Тетя Лилия переключилась на мои новые, взрослые обязанности: мне следует присматривать за отцом, я свет во тьме его жизни, надо доставить ему хоть немного радости – скажем, отличной учебой. Затем она завела речь о моих чувствах, ее интересовало, что я почувствовал, когда узнал о несчастье. И чувствую сейчас? И, чтобы помочь мне, тетя Лилия предложила целый перечень чувств на выбор. Печаль? Тревогу? Тоску? А может, злость? Потрясение? Или чувство вины? Ты наверняка уже слышал или читал, что в подобных случаях у человека возникает чувство вины. Нет? А как насчет неверия? Боли? Или отказа принять новость?
Я вежливо извинился и встал, чтобы выйти. На мгновение я весь похолодел при мысли, что тетя Лилия, заперев дверь, могла спрятать ключ в карман и теперь я не смогу уйти, пока не отвечу на все ее вопросы. Но ключ торчал в двери. Я услышал, как она озабоченно говорит мне в спину:
– Возможно, и в самом деле рановато для такой беседы. Только помни, что как только ты почувствуешь себя готовым, то я к твоим услугам. Приходи ко мне, и мы поговорим. Я верю, что Фаня, твоя несчастная мама, очень бы хотела, чтобы между нами сохранялась глубокая связь.
Я убежал.
В гостиной сидели несколько лидеров движения Херут, известные в Иерусалиме люди. Они с женами собрались сначала в кафе, а уж оттуда, все вместе, словно маленькая делегация, пришли выразить нам соболезнования. Они заранее решили отвлечь отца разговорами о политике. В те дни Кнессет собирался обсуждать соглашение о репарациях, которое подписал Бен-Гурион с канцлером Западной Германии Конрадом Аденауэром. Движение Херут считало это соглашение позорным и презренным, оскорблением памяти жертв нацизма, несмываемым пятном на совести молодого Еврейского государства. Некоторые из тех, кто пришел выразить свое соболезнование, твердо считали, что их долг – любой ценой, даже ценой крови, не допустить воплощения этого соглашения в жизнь.
Папа почти не принимал участия в беседе, разве что пару раз кивнул в знак согласия, но я загорелся и даже осмелился произнести несколько фраз перед лицом великих иерусалимских мужей.
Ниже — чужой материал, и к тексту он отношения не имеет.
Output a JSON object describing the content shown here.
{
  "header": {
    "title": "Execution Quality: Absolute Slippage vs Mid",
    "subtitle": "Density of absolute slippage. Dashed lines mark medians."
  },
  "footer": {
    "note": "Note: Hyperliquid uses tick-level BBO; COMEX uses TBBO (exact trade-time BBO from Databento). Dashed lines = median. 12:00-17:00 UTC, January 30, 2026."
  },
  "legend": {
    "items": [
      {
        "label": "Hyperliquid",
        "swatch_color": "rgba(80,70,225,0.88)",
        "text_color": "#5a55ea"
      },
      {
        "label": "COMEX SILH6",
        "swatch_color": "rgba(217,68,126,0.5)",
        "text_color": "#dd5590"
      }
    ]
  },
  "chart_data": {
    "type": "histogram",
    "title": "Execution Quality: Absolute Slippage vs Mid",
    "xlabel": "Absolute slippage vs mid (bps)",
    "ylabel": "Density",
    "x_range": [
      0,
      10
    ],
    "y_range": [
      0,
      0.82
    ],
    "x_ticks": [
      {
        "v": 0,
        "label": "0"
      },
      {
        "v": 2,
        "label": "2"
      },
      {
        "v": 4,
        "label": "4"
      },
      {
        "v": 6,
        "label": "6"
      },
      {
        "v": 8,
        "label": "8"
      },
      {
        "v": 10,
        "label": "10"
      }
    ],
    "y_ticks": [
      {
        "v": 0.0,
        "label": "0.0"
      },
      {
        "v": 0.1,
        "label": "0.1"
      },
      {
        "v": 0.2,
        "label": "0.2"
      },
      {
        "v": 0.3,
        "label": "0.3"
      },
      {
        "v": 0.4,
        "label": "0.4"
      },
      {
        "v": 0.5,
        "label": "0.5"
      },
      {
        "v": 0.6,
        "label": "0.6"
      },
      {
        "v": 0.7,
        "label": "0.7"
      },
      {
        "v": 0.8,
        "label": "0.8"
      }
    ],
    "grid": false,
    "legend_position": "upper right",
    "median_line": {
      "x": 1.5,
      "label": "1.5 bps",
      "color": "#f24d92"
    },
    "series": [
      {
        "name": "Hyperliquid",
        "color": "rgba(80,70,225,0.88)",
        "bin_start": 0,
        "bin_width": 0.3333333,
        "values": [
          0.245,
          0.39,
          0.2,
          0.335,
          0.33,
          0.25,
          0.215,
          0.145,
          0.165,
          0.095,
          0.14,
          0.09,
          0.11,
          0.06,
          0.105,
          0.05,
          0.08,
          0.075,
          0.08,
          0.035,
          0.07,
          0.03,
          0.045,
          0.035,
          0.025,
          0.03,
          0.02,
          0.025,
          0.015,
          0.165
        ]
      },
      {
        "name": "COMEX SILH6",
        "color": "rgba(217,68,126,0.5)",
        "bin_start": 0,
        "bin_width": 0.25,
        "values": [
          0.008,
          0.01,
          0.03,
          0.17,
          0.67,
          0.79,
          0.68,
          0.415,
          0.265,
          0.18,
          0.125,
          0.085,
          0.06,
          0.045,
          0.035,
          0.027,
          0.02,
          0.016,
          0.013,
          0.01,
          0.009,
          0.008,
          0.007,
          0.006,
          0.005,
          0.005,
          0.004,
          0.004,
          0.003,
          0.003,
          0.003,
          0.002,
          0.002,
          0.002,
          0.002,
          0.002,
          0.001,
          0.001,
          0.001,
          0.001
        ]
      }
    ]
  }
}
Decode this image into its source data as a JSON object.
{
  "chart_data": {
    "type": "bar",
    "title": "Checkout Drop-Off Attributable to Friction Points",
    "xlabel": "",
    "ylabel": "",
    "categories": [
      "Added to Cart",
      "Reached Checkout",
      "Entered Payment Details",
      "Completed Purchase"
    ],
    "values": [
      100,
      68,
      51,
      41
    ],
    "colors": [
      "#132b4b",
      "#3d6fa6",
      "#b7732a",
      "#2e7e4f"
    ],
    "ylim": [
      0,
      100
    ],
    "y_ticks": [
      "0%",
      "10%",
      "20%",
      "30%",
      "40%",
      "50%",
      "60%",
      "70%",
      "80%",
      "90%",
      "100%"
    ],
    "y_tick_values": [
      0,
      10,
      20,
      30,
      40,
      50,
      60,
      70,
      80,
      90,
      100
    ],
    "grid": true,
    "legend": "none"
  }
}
Мне это помогло стряхнуть то гнетущее ощущение, что осталось после разговора в ванной, слова тети Лилии были для меня сродни скрежету мела по доске. Еще несколько лет я невольно морщился, стоило вспомнить эту беседу в ванной. Да и по сей день воспоминание об этом вызывает во мне ощущение, будто надкусил я гнилой фрукт.
Затем политические лидеры переместились в соседнюю комнату, чтобы своей яростью по поводу соглашения о репарациях утешить и дедушку Александра. Я последовал за ними, мне хотелось и далее участвовать в дискуссии о перевороте, который призван нейтрализовать позорное соглашение с нашими убийцами, а заодно и свергнуть “красную власть” Бен-Гуриона. А еще я последовал за ними потому, что из ванной комнаты вышла тетя Лилия и предложила папе принять успокаивающие таблетки, которые она принесла с собой. Но папа, как-то странно скривив рот, отказался. И даже не поблагодарил ее.
Пришли Сташек и Мала Рудницкие, супруги Торены, Лемберги, Розендорфы, семейство Бар-Ицхар, Гецль и Изабелла Нахлиэли из “Отечества ребенка”, пришли многие знакомые и соседи из нашего квартала. Пришел и дядя Дудек, офицер полиции, со своей милой женой. Доктор Феферман привел с собой сотрудников из отдела периодики, пришли библиотекари из других отделов. Среди посетителей в те дни были и ученые, и писатели, и издатели, и книготорговцы, был и господин Иехошуа Чечик, тель-авивский издатель папы. Прибыл даже дядя Иосеф, профессор Клаузнер. Однажды вечером вошел он, необычайно взволнованный и весьма перепуганный, уронил на папино плечо стариковские неслышные слезы, бормоча по-арамейски: “Как жаль, какая потеря, незабываемая, невосполнимая”. Нанесли визиты знакомые по иерусалимским кафе, писатели Иехуда Яари, Шрага Кадари, Дов Кимхи, Ицхак Шенхар, профессор новой ивритской литературы Шимон Галкин с супругой, а также профессор Бенет, специалист по истории ислама, и профессор Ицхак Фриц Беэр, крупнейший знаток истории испанских евреев. Навестили нас два учителя из моей школы “Тахкемони”, некоторые из моих одноклассников, семейство Крохмаль, Тося и Густав, владельцы “больницы для кукол”.